Here then are the suggestions for the person whose name ends up in Step 4.

If it is you, first ask yourself, is it really worth trying to solve. It may have been an isolated incident. It may require more effort or cause more difficulty than the benefit the solution would produce. Remember, you and only you are in control of whether you engage in any effort to produce a solution or simply just let it go.

If you have decided to try to solve the problem, then before you approach the other parent, create a plan of action. When doing that, consider that your children are your most valuable assets and the other parent is a business or client with whom you must work in order to keep those assets intact. As you prepare to meet or discuss the problem with the other parent, ask yourself, if this were a client to whom you were trying to sell something, or if he had a million-dollar account that you wanted to secure, how would you handle the discussion?

Always use I language and not You language. When you use You language you are generally either accusing or blaming. For instance, You never bring the children home on time. An I message might be, I get upset when I am inconvenienced by the children not being home when I thought they were supposed to be. Don't end up combining the two however. For instance don't say, I get upset when you are so inconsiderate and are always late.

Also, try to avoid using always and never. Things are rarely always or never and saying they are usually inflames the other person.

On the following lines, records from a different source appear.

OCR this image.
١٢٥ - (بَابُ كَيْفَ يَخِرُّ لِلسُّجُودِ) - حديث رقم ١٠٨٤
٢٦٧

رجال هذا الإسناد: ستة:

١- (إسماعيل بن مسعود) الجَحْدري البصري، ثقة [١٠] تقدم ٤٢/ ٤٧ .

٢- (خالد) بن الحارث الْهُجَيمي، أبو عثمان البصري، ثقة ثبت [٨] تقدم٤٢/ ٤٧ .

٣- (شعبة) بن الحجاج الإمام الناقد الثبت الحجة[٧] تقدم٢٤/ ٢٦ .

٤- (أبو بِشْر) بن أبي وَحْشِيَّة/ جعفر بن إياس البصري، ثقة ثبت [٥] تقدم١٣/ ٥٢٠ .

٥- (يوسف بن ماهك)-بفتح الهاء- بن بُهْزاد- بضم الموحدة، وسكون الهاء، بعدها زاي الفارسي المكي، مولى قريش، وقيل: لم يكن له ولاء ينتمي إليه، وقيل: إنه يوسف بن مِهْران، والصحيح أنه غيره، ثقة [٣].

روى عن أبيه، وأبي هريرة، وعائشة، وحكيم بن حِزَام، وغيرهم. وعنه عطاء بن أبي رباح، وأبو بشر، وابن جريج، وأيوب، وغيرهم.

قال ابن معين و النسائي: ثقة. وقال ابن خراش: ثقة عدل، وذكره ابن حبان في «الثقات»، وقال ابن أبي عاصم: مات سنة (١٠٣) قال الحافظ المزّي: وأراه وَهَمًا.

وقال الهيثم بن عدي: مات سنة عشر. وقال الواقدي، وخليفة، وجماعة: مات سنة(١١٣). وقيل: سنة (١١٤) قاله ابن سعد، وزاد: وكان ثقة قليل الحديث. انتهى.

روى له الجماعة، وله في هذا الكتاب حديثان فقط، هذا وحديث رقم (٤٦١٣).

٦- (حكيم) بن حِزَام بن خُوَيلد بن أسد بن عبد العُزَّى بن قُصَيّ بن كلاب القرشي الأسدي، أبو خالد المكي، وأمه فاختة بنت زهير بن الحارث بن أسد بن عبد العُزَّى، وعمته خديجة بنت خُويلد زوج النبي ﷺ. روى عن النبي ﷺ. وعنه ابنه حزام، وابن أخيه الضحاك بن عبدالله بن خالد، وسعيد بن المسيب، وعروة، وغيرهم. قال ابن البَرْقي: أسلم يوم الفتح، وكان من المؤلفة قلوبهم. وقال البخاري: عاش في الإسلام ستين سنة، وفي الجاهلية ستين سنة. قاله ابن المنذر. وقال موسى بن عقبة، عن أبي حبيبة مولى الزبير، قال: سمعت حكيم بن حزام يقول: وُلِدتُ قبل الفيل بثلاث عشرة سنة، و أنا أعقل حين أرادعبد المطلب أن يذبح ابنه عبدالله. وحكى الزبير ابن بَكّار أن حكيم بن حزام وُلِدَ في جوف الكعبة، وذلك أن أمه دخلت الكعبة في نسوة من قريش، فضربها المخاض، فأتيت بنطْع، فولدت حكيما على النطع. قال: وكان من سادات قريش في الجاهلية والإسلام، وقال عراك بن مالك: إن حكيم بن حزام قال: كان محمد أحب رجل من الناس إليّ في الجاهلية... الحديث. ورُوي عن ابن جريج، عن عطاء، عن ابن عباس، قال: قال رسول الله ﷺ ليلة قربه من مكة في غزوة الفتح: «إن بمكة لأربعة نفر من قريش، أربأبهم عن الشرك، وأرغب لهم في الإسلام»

When it is the other parent whose name appears in Step 4 follow these suggestions:

  1. When they talk to you, respond, don't react.
  2. Don't be pressured into responding too quickly. If necessary postpone the discussion until you are in control of your thoughts and can respond effectively.
  3. Listen to what is being said. Try to understand his/her point of view. Put yourself in their position.
  4. Be polite, even if the other parent is not.
  5. Watch the tone of your voice.
  6. Be willing to brainstorm possible solutions that might work for both of you.
  7. If you do all of the things above and it still hasn't worked, then don't forget that it is not your problem to solve and don't be afraid to stand your ground.

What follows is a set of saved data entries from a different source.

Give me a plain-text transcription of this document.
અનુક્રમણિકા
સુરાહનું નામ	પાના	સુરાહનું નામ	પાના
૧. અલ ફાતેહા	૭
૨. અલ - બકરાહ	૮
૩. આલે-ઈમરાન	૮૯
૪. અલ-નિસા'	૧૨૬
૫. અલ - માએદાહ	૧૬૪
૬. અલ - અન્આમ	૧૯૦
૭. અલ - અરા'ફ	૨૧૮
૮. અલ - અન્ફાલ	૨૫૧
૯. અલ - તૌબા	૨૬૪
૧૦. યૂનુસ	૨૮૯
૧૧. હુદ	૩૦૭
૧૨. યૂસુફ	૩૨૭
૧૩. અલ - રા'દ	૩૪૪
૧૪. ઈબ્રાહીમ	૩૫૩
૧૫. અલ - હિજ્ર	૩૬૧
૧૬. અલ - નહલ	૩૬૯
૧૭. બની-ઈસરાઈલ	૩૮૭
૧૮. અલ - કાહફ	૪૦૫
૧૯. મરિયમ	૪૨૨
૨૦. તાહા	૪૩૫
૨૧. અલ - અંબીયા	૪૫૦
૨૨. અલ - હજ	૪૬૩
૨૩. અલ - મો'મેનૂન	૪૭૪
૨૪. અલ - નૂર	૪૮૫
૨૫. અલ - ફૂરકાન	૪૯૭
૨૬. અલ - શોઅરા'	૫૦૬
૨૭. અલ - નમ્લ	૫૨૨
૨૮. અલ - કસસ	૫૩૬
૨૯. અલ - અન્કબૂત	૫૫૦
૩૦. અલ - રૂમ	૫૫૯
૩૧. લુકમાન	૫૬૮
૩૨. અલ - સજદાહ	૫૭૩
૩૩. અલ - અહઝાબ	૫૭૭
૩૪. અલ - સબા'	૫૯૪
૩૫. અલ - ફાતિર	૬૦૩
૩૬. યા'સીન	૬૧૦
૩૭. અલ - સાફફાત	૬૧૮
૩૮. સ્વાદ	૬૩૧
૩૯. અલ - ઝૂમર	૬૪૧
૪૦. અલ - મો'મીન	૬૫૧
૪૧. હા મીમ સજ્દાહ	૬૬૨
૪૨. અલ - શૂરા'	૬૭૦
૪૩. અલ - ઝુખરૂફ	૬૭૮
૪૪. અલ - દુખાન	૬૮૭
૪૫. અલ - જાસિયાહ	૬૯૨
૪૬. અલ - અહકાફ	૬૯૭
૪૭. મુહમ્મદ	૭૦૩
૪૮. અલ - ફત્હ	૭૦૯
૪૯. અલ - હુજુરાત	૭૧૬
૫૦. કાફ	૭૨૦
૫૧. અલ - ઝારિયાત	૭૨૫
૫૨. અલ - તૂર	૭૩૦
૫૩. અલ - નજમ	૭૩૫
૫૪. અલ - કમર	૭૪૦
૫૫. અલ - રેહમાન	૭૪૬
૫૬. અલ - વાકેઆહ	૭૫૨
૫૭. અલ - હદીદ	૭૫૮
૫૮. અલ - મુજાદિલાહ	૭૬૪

Finally, if it is your child's name who appears in Step 4, then keep these suggestions in mind:

  1. Follow the same steps above if your child's problem is with you. If it is with the other parent then:
  2. Try not to make it your problem. It should only become your problem if your child is totally incapable because of age or comprehension to assist in the problem solving process or if it involves issues of legally defined child abuse.
  3. Listen to your child's problem neutrally. You can show empathy and at appropriate times even show sympathy, but you should not become their ally. It is not us against him/her.
  4. Don't forget that children can manipulate and be cautious about being taken in.
  5. Help them brainstorm. For instance:
  6. Have you thought about................

    What do you think would happen if you did.........

    I wonder if..............would work

  7. Be careful with advice. Sometimes your own bias will color your advice and that isn't necessarily helpful.
  8. Help them consider potential consequences to any proposed course of action. Sometimes, they too need to consider whether just letting it go is a better course.

These suggestions are easy to make and difficult to apply. You have to be willing to work at it. They are perhaps oversimplified here. In my role as Special Master or a Mediator, I am willing, if both of you want, to meet with you together and see if between the three of us, we can come up with some solutions that will help you create a better process for solving problems on your own.